Additional analysis of the original ArXiv paper
📋 Original Paper Title and Abstract
AWE: Adaptive Agents for Dynamic Web Penetration Testing
🔍 ShortSpan Analysis of the Paper
Problem
The paper studies autonomous black-box web penetration testing in the context of rapidly evolving web development practices and AI-assisted deployment. Traditional signature-driven scanners struggle with novel sanitisation and application-specific contexts, while recent LLM-driven autonomous testers tend to explore unconstrainedly, producing high cost, unstable behaviour and poor reproducibility. This gap creates a need for systems that can reason about contextual input handling, maintain state across probes and produce verified, exploit-driven findings.
Approach
The authors present AWE, a memory-augmented multi-agent framework that embeds vulnerability-specific analysis pipelines inside a lightweight LLM orchestration layer. AWE has three layers: an Orchestration Layer that maintains a global exploitation context and controls resource budgets; a Specialized Agents Layer with dedicated pipelines for classes such as XSS, SQL injection, SSTI, command injection and IDOR; and a Foundation Layer providing persistent memory, hybrid payload generation, browser-backed verification and endpoint discovery. The LLM acts primarily as an adviser for plan selection and payload synthesis, while agents implement deterministic, evidence-driven procedures. Evaluation used the 104-challenge XBOW benchmark and controlled DVWA experiments, comparing AWE (using Claude Sonnet 4) to a state-of-the-art general-purpose system, MAPTA (using a more capable model and sandbox execution).
Key Findings
- AWE substantially improves success on targeted injection classes: reported XSS success of 87% (a 30.5 percentage point improvement over MAPTA on the same set) and blind SQL injection success of 66.7% (a 33.3 percentage point improvement).
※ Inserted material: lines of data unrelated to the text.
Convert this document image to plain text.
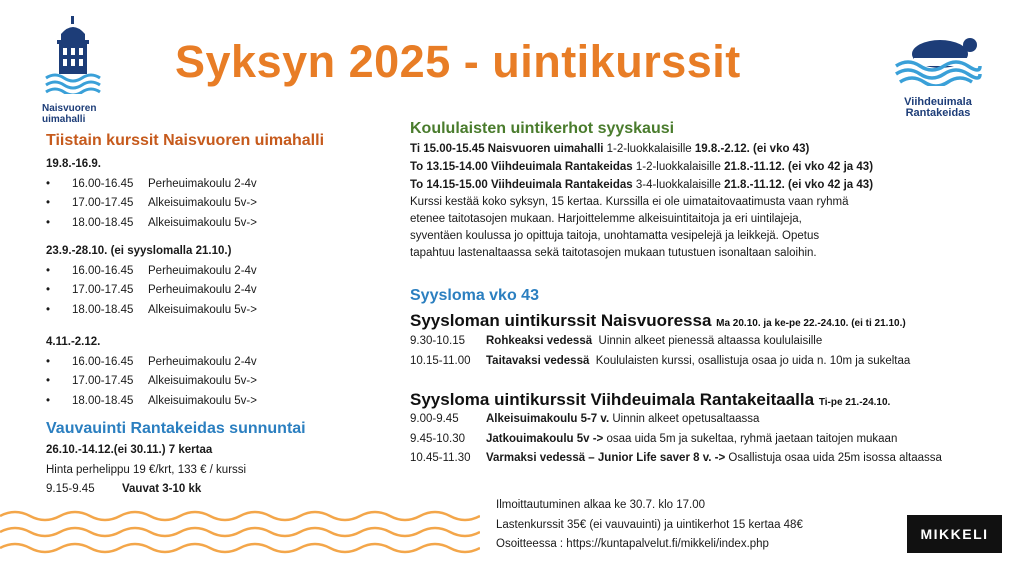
Naisvuoren
uimahalli
Syksyn 2025 - uintikurssit
Viihdeuimala
Rantakeidas
Tiistain kurssit Naisvuoren uimahalli
19.8.-16.9.
• 16.00-16.45 Perheuimakoulu 2-4v
• 17.00-17.45 Alkeisuimakoulu 5v->
• 18.00-18.45 Alkeisuimakoulu 5v->
23.9.-28.10. (ei syyslomalla 21.10.)
• 16.00-16.45 Perheuimakoulu 2-4v
• 17.00-17.45 Perheuimakoulu 2-4v
• 18.00-18.45 Alkeisuimakoulu 5v->
4.11.-2.12.
• 16.00-16.45 Perheuimakoulu 2-4v
• 17.00-17.45 Alkeisuimakoulu 5v->
• 18.00-18.45 Alkeisuimakoulu 5v->
Vauvauinti Rantakeidas sunnuntai
26.10.-14.12.(ei 30.11.) 7 kertaa
Hinta perhelippu 19 €/krt, 133 € / kurssi
9.15-9.45 Vauvat 3-10 kk
Koululaisten uintikerhot syyskausi
Ti 15.00-15.45 Naisvuoren uimahalli 1-2-luokkalaisille 19.8.-2.12. (ei vko 43)
To 13.15-14.00 Viihdeuimala Rantakeidas 1-2-luokkalaisille 21.8.-11.12. (ei vko 42 ja 43)
To 14.15-15.00 Viihdeuimala Rantakeidas 3-4-luokkalaisille 21.8.-11.12. (ei vko 42 ja 43)
Kurssi kestää koko syksyn, 15 kertaa. Kurssilla ei ole uimataitovaatimusta vaan ryhmä
etenee taitotasojen mukaan. Harjoittelemme alkeisuintitaitoja ja eri uintilajeja,
syventäen koulussa jo opittuja taitoja, unohtamatta vesipelejä ja leikkejä. Opetus
tapahtuu lastenaltaassa sekä taitotasojen mukaan tutustuen isonaltaan saloihin.
Syysloma vko 43
Syysloman uintikurssit Naisvuoressa Ma 20.10. ja ke-pe 22.-24.10. (ei ti 21.10.)
9.30-10.15 Rohkeaksi vedessä Uinnin alkeet pienessä altaassa koululaisille
10.15-11.00 Taitavaksi vedessä Koululaisten kurssi, osallistuja osaa jo uida n. 10m ja sukeltaa
Syysloma uintikurssit Viihdeuimala Rantakeitaalla Ti-pe 21.-24.10.
9.00-9.45 Alkeisuimakoulu 5-7 v. Uinnin alkeet opetusaltaassa
9.45-10.30 Jatkouimakoulu 5v -> osaa uida 5m ja sukeltaa, ryhmä jaetaan taitojen mukaan
10.45-11.30 Varmaksi vedessä – Junior Life saver 8 v. -> Osallistuja osaa uida 25m isossa altaassa
Ilmoittautuminen alkaa ke 30.7. klo 17.00
Lastenkurssit 35€ (ei vauvauinti) ja uintikerhot 15 kertaa 48€
Osoitteessa : https://kuntapalvelut.fi/mikkeli/index.php
MIKKELI
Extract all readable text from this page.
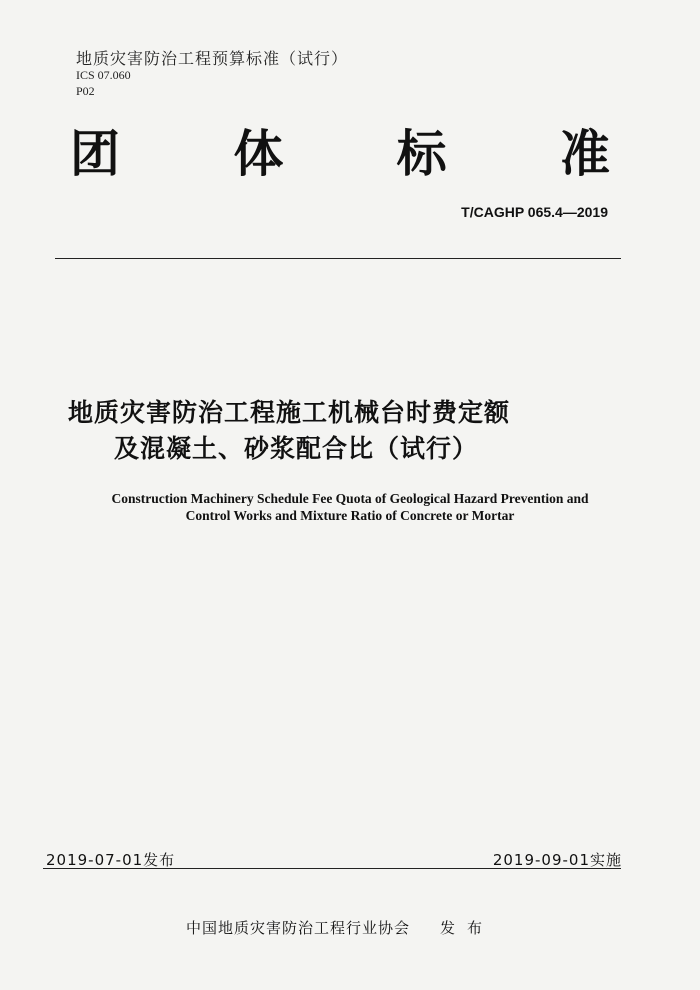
地质灾害防治工程预算标准（试行）
ICS 07.060
P02
团 体 标 准
T/CAGHP 065.4—2019
地质灾害防治工程施工机械台时费定额
及混凝土、砂浆配合比（试行）
Construction Machinery Schedule Fee Quota of Geological Hazard Prevention and
Control Works and Mixture Ratio of Concrete or Mortar
2019-07-01发布	2019-09-01实施
中国地质灾害防治工程行业协会 发布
- AWE trades breadth for efficiency: overall solve rate on XBOW was 51.9% versus MAPTA's 76.9%, but AWE was much faster and cheaper—average solve time 53.1 seconds versus 190.8 seconds for MAPTA, median solve time 35.7 seconds versus 156.2 seconds, and total token consumption 1.12M versus 54.9M (approximately 98% fewer tokens).
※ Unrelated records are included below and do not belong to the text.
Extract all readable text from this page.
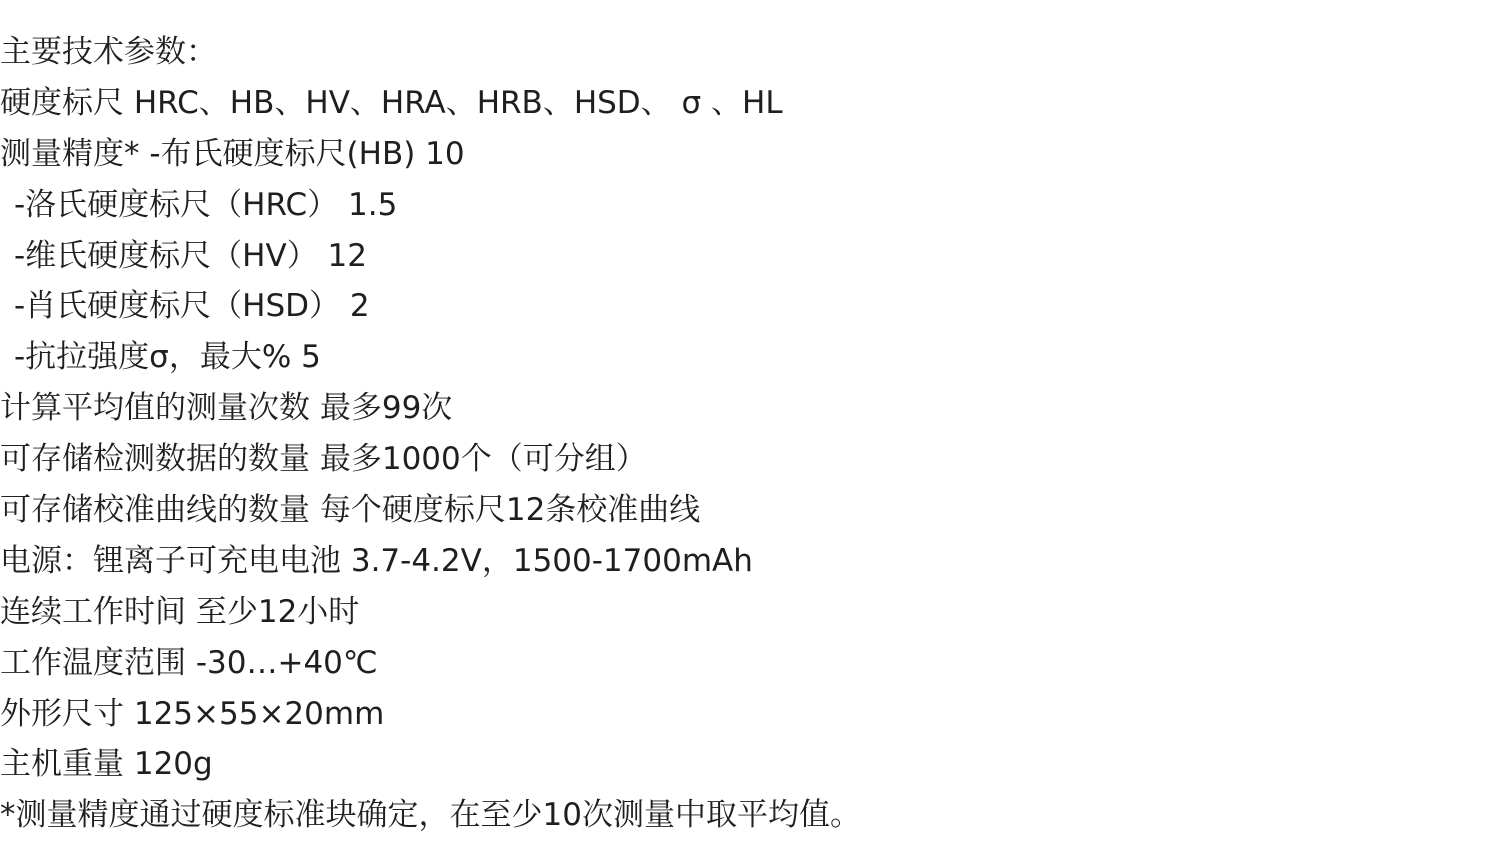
主要技术参数：
硬度标尺 HRC、HB、HV、HRA、HRB、HSD、 σ 、HL
测量精度* -布氏硬度标尺(HB) 10
-洛氏硬度标尺（HRC） 1.5
-维氏硬度标尺（HV） 12
-肖氏硬度标尺（HSD） 2
-抗拉强度σ，最大% 5
计算平均值的测量次数 最多99次
可存储检测数据的数量 最多1000个（可分组）
可存储校准曲线的数量 每个硬度标尺12条校准曲线
电源：锂离子可充电电池 3.7-4.2V，1500-1700mAh
连续工作时间 至少12小时
工作温度范围 -30…+40℃
外形尺寸 125×55×20mm
主机重量 120g
*测量精度通过硬度标准块确定，在至少10次测量中取平均值。
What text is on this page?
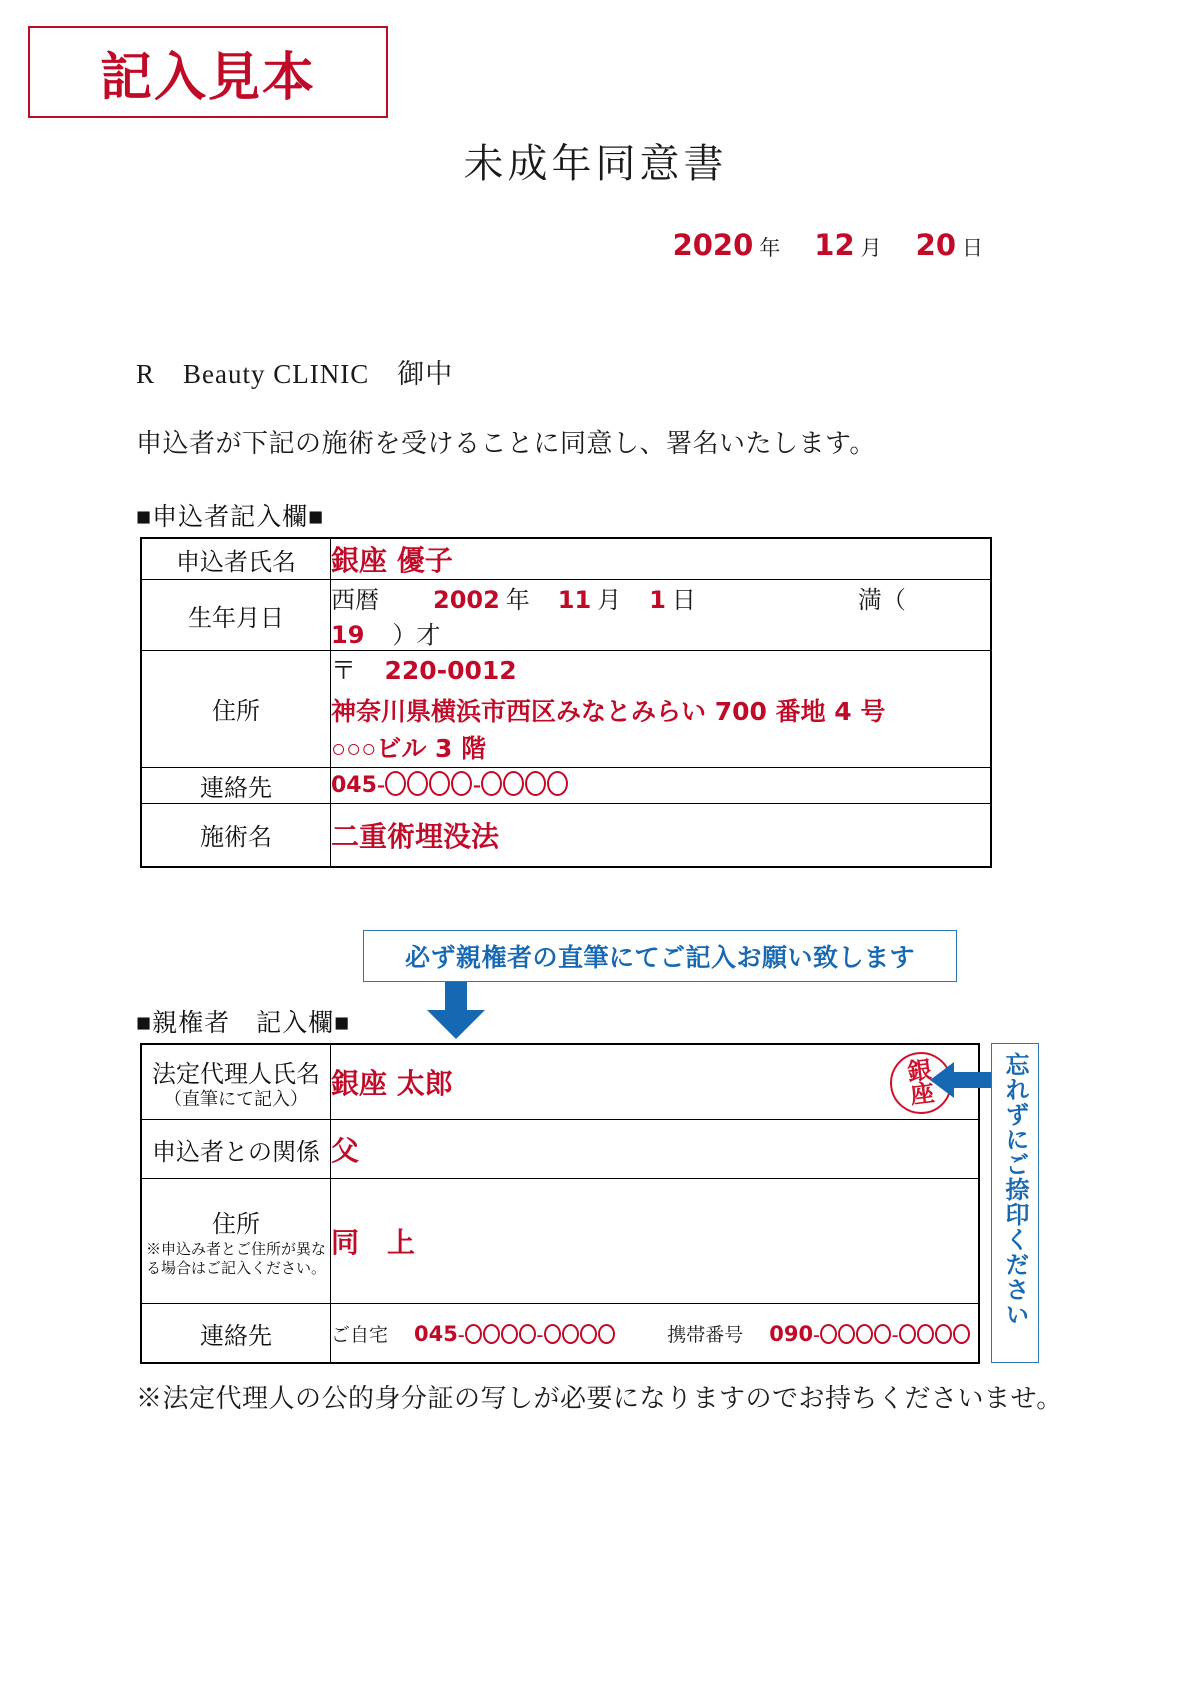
記入見本
未成年同意書
2020 年 12 月 20 日
R　Beauty CLINIC　御中
申込者が下記の施術を受けることに同意し、署名いたします。
■申込者記入欄■
申込者氏名	銀座 優子
生年月日	西暦 2002 年 11 月 1 日 満（  19 ）才
住所	〒 220-0012
神奈川県横浜市西区みなとみらい 700 番地 4 号
○○○ビル 3 階

連絡先	045- -
施術名	二重術埋没法
必ず親権者の直筆にてご記入お願い致します
■親権者　記入欄■
法定代理人氏名
（直筆にて記入）	銀座 太郎
申込者との関係	父
住所
※申込み者とご住所が異なる場合はご記入ください。	同　上
連絡先	ご自宅 045- - 携帯番号 090- -
銀
座	忘れずにご捺印ください
※法定代理人の公的身分証の写しが必要になりますのでお持ちくださいませ。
- Operational cost and iteration efficiency improved: API cost was reported as $7.73 for AWE versus $21.38 for MAPTA (around 63% lower cost), and the underlying model (Claude Sonnet 4) required fewer payload iterations to converge (10–40 attempts) than alternatives tested.
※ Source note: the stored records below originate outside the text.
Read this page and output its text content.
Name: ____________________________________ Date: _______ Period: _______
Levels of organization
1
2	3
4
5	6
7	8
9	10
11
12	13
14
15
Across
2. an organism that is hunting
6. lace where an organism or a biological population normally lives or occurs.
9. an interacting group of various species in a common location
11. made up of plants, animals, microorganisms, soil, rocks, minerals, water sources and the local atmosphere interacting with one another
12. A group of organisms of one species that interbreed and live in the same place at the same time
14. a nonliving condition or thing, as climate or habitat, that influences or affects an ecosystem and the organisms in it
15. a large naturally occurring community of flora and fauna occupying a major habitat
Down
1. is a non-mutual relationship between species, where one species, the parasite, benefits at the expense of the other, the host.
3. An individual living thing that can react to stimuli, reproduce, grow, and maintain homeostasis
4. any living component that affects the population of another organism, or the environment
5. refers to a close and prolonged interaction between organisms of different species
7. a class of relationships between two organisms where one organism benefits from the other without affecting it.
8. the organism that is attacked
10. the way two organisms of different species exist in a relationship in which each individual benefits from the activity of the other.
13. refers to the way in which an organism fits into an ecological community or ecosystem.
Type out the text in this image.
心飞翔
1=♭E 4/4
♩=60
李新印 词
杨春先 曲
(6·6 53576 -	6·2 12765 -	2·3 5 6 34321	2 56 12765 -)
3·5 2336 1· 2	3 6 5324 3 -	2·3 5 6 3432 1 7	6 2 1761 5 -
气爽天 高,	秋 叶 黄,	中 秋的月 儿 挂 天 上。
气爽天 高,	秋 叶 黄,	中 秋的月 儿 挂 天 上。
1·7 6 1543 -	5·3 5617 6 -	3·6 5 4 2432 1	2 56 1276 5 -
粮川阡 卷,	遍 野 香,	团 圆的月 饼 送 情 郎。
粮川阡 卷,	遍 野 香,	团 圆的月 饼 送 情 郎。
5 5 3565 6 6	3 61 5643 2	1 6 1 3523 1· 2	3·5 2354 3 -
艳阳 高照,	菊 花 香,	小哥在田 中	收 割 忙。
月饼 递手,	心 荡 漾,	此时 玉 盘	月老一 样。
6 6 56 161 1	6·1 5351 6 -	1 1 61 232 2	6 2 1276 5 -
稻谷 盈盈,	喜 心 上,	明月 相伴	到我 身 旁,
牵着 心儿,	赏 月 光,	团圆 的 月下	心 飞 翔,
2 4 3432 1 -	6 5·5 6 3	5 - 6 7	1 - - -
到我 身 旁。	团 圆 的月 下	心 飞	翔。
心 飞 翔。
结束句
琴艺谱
- Specialisation yields complementary strengths: AWE excels at context-sensitive, deterministic exploitation that benefits from persistent memory and browser verification, while MAPTA performs better on broad, multi-step or semantic reasoning tasks that require long-horizon planning and sandboxed code execution.
Limitations
AWE focuses on injection-centric, black-box vulnerabilities and does not target protocol-level, cryptographic or many business-logic flaws. Its agents do not yet coordinate long multi-stage attack chains, and its context and filter models rely on heuristic abstractions that may fail for highly idiosyncratic frameworks. Performance is also sensitive to the chosen LLM; model behaviour and pricing changes could affect effectiveness.
Why It Matters
The paper shows that architectural design, persistent memory and vulnerability-aware pipelines can matter as much as raw LLM capability for practical automated exploitation. AWE’s efficiency and determinism make it attractive for high-frequency or continuous security testing, while demonstrating that specialised agent pipelines can out-perform larger models on targeted tasks. The complementary strengths of specialised and general-purpose systems suggest hybrid designs for broad, dependable autonomous testing. The authors also note security considerations: such tooling can enhance red-team automation but must be evaluated with safety controls and auditability since it could be repurposed for offensive use.